Tribulations Sauvages aux Quatre Coins du Monde
« Si la Nouvelle-Zélande était un gâteau, les Marlborough Sounds en seraient la cerise. » peut-on lire dans le carnet de voyage d’une jeune aventurière savoyarde. Se pourrait-il que ce soit de nous ?
Quoi qu’il en soit cette description se suffit à elle-même, c’est du moins notre premier ressenti à la vue des paysages qu’offrent les Marlborough Sounds. La mer est ici un poulpe immense partant à l’assaut de l’île du Sud, ses longs bras ondulent en tous sens, sillonnant les collines vertes du Marlborough.
Et pour cause, selon la tradition orale de certaines tribus maories, ces reliefs aux formes alambiquées seraient le fruit du combat mené par Kupe, ancêtre originel venu de Polynésie, contre une pieuvre géante.
Tout au nord des Marlborough Sounds se trouve French Pass. Tel un col battu par les vents, la passe est un lieu hostile, des courants de plus de 8 nœuds balayent les 500 mètres qui séparent Durville Island du continent.
Au changement de marée, les courants sont si violents qu’ils peuvent assommer les poissons. Si aujourd’hui les bateaux à moteur permettent une traversée rapide et sans encombre, les premiers à avoir tenté l’expérience s’en sont parfois mordus les doigts.
L’exemple historique le plus connu est celui du navigateur et explorateur Jules Dumont d’Urville qui a depuis donné son nom à Durville Island. En 1827, l’amiral français entreprend la traversée à bord de l’Astrolabe. Rapidement le navire ne répond plus aux sollicitations du gouvernail et est projeté à deux reprises contre les hauts fonds de la passe. Par miracle la corvette de la marine française est rejetée par le courant dans Admirality Bay, sans dommage gravissime. D’Urville écrira dans ses mémoires que la complexité et la force des courants suggèrent que personne ne devrait tenter la traversée de French Pass.
C’est dans ce décor de carte postale que se trouve Titirangi, une baie oubliée, loin de la fureur du monde. Au bout de cette « gravel-road » idyllique dont les néo-zélandais ont le secret, une longue descente en lacets au milieu des troupeaux éparses offre un point de vue spectaculaire sur ce lieu qui restera dans nos cœurs.
Le cri des pukekos tire le voyageur d’un sommeil léger bercé par le clapot des vagues et le vent sifflant dans les tussocks de la côte. Les méliphages volent de flax en flax, « butinant » le nectar sucré de ces hautes plantes. Les wekas se chamaillent dans la soirée avant le retour au nid des manchots pygmées à grand renfort de cris nocturnes.
C’est ici, dans la baie reculée de Titirangi que nous avons eu la chance de croiser ce petit manchot bleu :
« Il est 19h30, alors que nous nous rendons sur la plage afin de rendre à la mer les coquilles des moules fraîchement ramassées, une ombre nous interpelle.
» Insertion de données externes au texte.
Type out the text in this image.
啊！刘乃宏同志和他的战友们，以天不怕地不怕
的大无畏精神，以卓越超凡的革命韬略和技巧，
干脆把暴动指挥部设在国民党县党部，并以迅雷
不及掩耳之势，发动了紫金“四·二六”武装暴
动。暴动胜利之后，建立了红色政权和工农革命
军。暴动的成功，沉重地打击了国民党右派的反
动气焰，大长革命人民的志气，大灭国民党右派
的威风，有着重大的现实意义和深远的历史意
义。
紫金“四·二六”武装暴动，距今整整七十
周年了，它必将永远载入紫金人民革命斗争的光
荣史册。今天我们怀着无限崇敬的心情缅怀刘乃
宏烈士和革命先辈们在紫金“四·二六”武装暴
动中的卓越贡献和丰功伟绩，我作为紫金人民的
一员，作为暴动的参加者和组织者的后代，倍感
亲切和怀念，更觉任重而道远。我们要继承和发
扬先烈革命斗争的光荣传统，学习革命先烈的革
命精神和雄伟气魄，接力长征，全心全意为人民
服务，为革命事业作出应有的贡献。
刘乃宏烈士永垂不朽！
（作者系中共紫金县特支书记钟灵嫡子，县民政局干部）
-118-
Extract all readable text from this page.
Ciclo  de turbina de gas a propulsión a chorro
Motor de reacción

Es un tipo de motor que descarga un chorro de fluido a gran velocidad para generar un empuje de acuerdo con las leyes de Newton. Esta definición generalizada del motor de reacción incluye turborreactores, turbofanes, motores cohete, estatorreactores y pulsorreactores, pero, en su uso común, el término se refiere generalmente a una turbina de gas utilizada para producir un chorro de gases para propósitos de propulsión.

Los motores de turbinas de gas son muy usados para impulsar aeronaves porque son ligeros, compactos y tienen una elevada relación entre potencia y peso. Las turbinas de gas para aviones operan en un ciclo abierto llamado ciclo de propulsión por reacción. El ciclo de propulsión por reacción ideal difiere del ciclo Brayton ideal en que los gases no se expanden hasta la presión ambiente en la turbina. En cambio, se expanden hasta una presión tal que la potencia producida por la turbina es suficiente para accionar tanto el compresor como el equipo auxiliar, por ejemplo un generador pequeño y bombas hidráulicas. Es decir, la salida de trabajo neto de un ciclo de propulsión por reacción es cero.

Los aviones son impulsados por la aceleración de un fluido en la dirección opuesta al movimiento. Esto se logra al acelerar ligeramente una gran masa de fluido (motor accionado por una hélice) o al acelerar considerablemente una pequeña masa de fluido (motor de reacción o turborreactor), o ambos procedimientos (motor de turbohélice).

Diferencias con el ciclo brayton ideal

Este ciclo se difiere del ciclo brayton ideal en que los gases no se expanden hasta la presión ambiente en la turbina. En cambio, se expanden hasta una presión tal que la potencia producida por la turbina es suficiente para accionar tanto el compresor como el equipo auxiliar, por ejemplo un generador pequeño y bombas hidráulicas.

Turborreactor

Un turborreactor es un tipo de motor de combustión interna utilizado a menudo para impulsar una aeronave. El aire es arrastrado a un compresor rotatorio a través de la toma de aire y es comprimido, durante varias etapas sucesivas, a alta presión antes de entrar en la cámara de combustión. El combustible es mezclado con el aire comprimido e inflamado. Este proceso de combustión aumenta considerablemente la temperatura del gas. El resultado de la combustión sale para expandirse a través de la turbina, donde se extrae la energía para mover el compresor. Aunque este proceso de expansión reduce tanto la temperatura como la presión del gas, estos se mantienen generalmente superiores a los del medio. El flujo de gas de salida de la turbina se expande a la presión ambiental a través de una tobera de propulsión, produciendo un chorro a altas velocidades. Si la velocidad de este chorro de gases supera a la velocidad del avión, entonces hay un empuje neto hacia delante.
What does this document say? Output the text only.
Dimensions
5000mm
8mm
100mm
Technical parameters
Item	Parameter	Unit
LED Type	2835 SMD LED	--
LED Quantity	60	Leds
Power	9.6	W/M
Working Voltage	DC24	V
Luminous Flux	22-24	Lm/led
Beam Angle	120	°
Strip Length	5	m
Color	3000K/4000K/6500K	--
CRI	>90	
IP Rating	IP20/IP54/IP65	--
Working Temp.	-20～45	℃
A la limite des vagues, une petite masse sombre, à peine éclairée par un timide quartier de lune : le korora est venu.
Il semble aussi surpris que nous, tiraillé entre la fuite et la nécessité de rentrer au nid. Nous n’osons bouger, il est là, juste devant nous. Finalement, il s’avance, marque un arrêt, puis nous contourne rapidement et s’arrête à nouveau derrière nous.
Nous suivons lentement ce petit personnage en costume bleu à travers les tussocks de la côte. Il marque un nouvel arrêt et nous fixe longuement, il s’approche, lentement. Dans l’obscurité, nous sommes là, face à face, à un mètre seulement.
Qui observe qui ? Il quitte le sentier et disparaît sous les arbres, nous laissant avec notre casserole vide et des émotions plein la tête. »
Titirangi est une ode au monde sauvage, comme si en un seul endroit se retrouvait tout ce qui nous a attiré dans ce magnifique pays. Le calme, l’isolement, la plénitude. La vie semble suivre un autre rythme, les minutes deviennent des heures, les heures des journées, les journées des éternités.